Blatter "a su s'entourer de cambrioleurs, il a appris à voler à (Michel) Platini", le Français devenu président de l'UEFA, a aussi déclaré Maradona, grand spécialiste des phrases-chocs en toutes circonstances.

Maradona a même soutenu l'éphémère candidature du prince Ali bin Al Hussein de Jordanie à la présidence de la Fifa en 2015, en espérant un poste de vice-président, mais le prince jordanien avait finalement renoncé.

Havelange au water-polo 
L'Argentin a aussi qualifié le Suisse de "dictateur" et l'a aussi comparé à un "vieux chef de la mafia", un sujet qu'il connaissait bien depuis son long séjour à Naples.

"Si j'étais Maradona/Je passerais en mondovision/Pour crier à la Fifa/Que c'est eux les grands voleurs!", chante Manu Chao dans "La vida tombola", son titre hommage au "Pibe de Oro" sorti en 2007.

Après le décès de l'icône argentine, Sepp Blatter ne lui a pas tenu rigueur de toutes ces piques, saluant auprès de l'AFP "un des tout meilleurs joueurs de football de notre époque. Il a marqué la Coupe du monde au Mexique avec la victoire argentine et la +main de Dieu+, qu'il vient de retrouver."

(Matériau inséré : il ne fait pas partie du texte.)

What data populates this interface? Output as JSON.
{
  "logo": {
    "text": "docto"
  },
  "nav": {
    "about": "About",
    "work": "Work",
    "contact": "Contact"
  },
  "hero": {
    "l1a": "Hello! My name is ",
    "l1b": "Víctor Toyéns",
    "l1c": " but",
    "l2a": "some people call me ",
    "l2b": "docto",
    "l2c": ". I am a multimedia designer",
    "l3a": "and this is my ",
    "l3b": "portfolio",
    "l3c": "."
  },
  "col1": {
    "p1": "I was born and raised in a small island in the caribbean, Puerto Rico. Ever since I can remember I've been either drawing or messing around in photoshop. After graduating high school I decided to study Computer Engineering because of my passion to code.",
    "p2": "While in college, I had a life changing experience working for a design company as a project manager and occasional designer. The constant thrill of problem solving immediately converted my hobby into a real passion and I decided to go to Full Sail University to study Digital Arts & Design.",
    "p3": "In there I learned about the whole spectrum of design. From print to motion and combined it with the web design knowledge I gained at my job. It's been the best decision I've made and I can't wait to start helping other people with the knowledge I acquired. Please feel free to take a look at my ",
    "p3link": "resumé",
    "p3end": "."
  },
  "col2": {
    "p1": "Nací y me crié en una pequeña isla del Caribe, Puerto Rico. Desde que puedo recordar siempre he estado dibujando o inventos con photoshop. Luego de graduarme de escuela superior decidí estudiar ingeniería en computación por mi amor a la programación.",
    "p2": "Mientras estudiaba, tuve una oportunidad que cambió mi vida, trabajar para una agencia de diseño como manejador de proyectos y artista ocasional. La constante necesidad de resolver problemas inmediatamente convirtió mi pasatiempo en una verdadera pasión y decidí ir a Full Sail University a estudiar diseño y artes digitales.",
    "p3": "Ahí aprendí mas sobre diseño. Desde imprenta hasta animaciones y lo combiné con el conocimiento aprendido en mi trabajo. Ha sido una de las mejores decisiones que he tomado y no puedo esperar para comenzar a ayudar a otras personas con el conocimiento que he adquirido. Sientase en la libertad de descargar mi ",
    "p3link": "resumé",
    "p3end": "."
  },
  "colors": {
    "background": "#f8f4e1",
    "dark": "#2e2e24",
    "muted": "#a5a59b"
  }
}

Le premier affrontement du "Diez" avec un président de la FIFA remontait au Mondial-1986, face au président de l'époque, le Brésilien Joao Havelange, à cause des horaires de certains matches, à midi en plein soleil, pour attirer un plus grand nombre de téléspectateurs européens.

Il n'a pas hésité à créer un syndicat de joueurs, pour soutenir sa croisade du moment. Ni à se moquer du président en exercice: "Havelange jouait au water-polo, il ne peut pas parler de football", l'a-t-il taclé.

Courte accalmie 
Par la suite, le Brésilien a essayé d'améliorer leur relation, en le qualifiant de "fils" ou de "petit-fils", mais cela n'a pas plu à Maradona: "Nous avons des origines différentes. Notre relation est impossible et, même s'il me traite de fils, mon vieux père est un saint, comparé à ce type".

Enfin, les débuts de Gianni Infantino à la Fifa ont suscité un peu d'espoir chez Maradona, qui apporta en 2016 son soutien au successeur de Sepp Blatter. Une accalmie de courte durée.

En 2019, les piques recommençaient de plus belle. "J'ai écrit à Infantino parce que depuis que Blatter est parti, rien n'a changé. C'est un manque de respect total. Voilà ce que je pense de la +nouvelle+ Fifa", lâchait Maradona.

Après son décès, Infantino l'a tout de même couvert de louanges dans un communiqué de la Fifa.

"Ce que Diego a donné au football, à nous tous qui sommes des amoureux du football, est unique. C'est, à son image, simplement immense... Diego mérite notre éternelle gratitude pour cela, pour nous avoir émerveillés avec son incroyable talent, pour avoir été si unique: pour avoir été Diego Armando Maradona, une légende, un héros, et... un homme". Un ultime rabibochage.